Moving on to Glasshouse B, photo 9. This glasshouse is looked after by Eliza and has temperate conditions. It has recently been cleaned and replanted so looks a little empty at the moment but will soon catch the others up. The Ledebouria socialis 'Violacea, a native of the Eastern Cape of South Africa, has been covered with flowers for months now, photo 10. But the star of this glasshouse is the Hoya carnosa, native to Eastern Asia and Australia. This plant has waxy leaves and flowers and has been very busy spreading across the roof of the glasshouse, photo 11. It will continue to flower all summer and the sweet smell of its flowers will fill the air.
Next we move through to Glasshouse C, photo 12. This one is looked after by Gary and has humid conditions. I have featured many of the begonias that live here but today I want to bring you something different so first up is the Brachychiton rupestris, known as the Australian Bottle Tree and native to Queensland, photo 13. It is playing host to the Tillandsia usneoides, common name Spanish Moss, which is flowering at the moment but you'd be forgiven if you miss it as the flowers are tiny, photo 14. The next photo is an overview, looking back, photo 15. In the far right hand corner is a Justica carnea, a Brazilian Plume Flower, native to ...... yes, Brazil! The flowers are amazing, photo 16. Along the bench are many interesting plants. This one is Neoregelia spectabilis, native to Brazil and know as the Painted Fingernail Plant for obvious reasons, photo 17. This has tiny blue flowers appearing and will continue to flower through the summer.

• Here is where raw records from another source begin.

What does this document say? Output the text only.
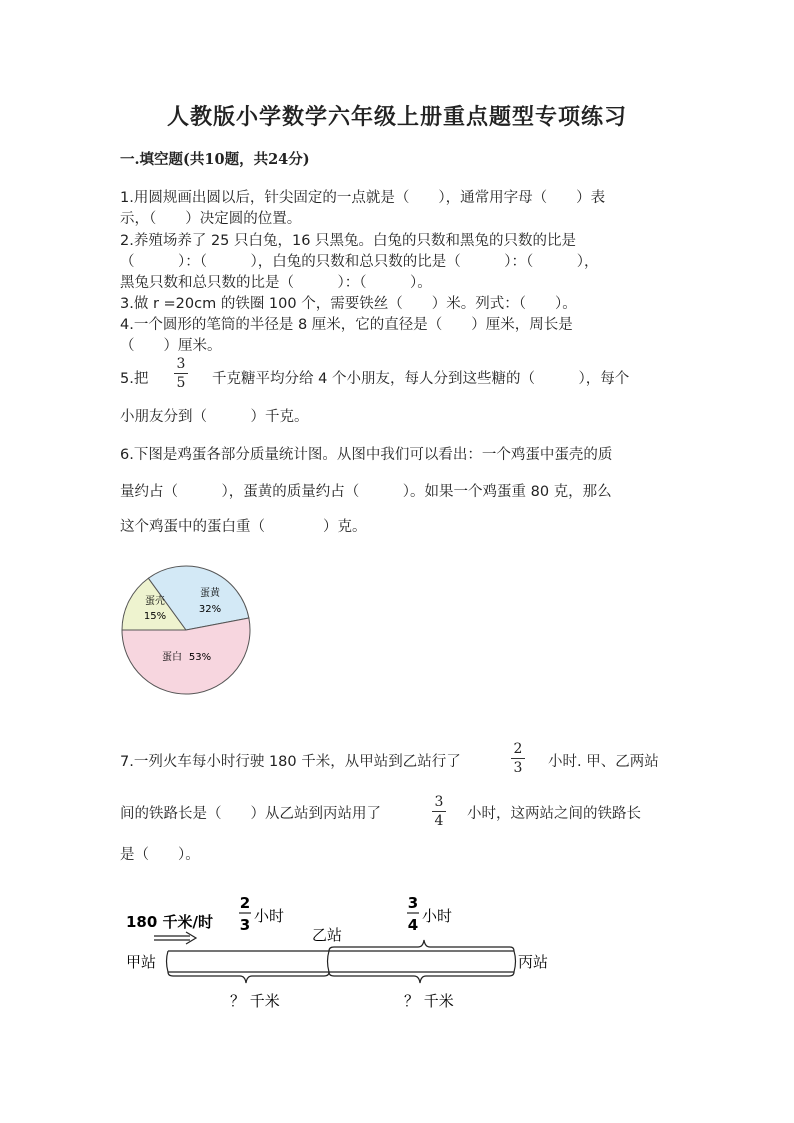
人教版小学数学六年级上册重点题型专项练习
一.填空题(共10题，共24分)
1.用圆规画出圆以后，针尖固定的一点就是（　　），通常用字母（　　）表
示，（　　）决定圆的位置。
2.养殖场养了 25 只白兔，16 只黑兔。白兔的只数和黑兔的只数的比是
（　　　）：（　　　），白兔的只数和总只数的比是（　　　）：（　　　），
黑兔只数和总只数的比是（　　　）：（　　　）。
3.做 r =20cm 的铁圈 100 个，需要铁丝（　　）米。列式：（　　）。
4.一个圆形的笔筒的半径是 8 厘米，它的直径是（　　）厘米，周长是
（　　）厘米。
5.把
3
5 千克糖平均分给 4 个小朋友，每人分到这些糖的（　　　），每个
小朋友分到（　　　）千克。
6.下图是鸡蛋各部分质量统计图。从图中我们可以看出：一个鸡蛋中蛋壳的质
量约占（　　　），蛋黄的质量约占（　　　）。如果一个鸡蛋重 80 克，那么
这个鸡蛋中的蛋白重（　　　　）克。
蛋壳
15%
蛋黄
32%
蛋白 53%
7.一列火车每小时行驶 180 千米，从甲站到乙站行了
2
3 小时. 甲、乙两站
间的铁路长是（　　）从乙站到丙站用了
3
4 小时，这两站之间的铁路长
是（　　）。
180 千米/时
2
3 小时
3
4 小时
乙站
甲站	丙站
？ 千米	？ 千米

Next is Vriesea glutinosa Lindl and native to Bolivia, photo 18. This one is not in flower but does have new plants growing from the base which Gary will be able to separate and plant up. Photo 19 is looking back through the glasshouse. Hanging from the roof is the beautiful display of Aristolochia, known as Dutchman's Pipe, photo 20. I have featured the hanging baskets previously so I will just mention that left to right there are in the first one Aeschnanthus 'Twister', in the middle one Hoya carnosa 'Compacta' and Tradescantia 'Pink Panther' and on the right is Hoya 'Linearis'. Below the baskets are Clivia miniata, native to South Africa, photo 21 and Aechmea caudata, native to Brazil, photo 22.
Finally we have Glasshouse D. This one is used for propagation and displays. At the moment there are 9 different varieties of Chilli Peppers coming along, photo 23 and there are 3 different types of Melon, photo 24. Cucamelon melothria scabra, this looks like a tiny watermelon but tastes like cucumber with a hint of lime. Cucumis melo, an heirloom muskmelon and Pepino dulce, a tree melon. I think I will have to watch their progress and bring you photos of the fruit later in the summer.
I hope you have enjoy this tour of the glasshouses with me.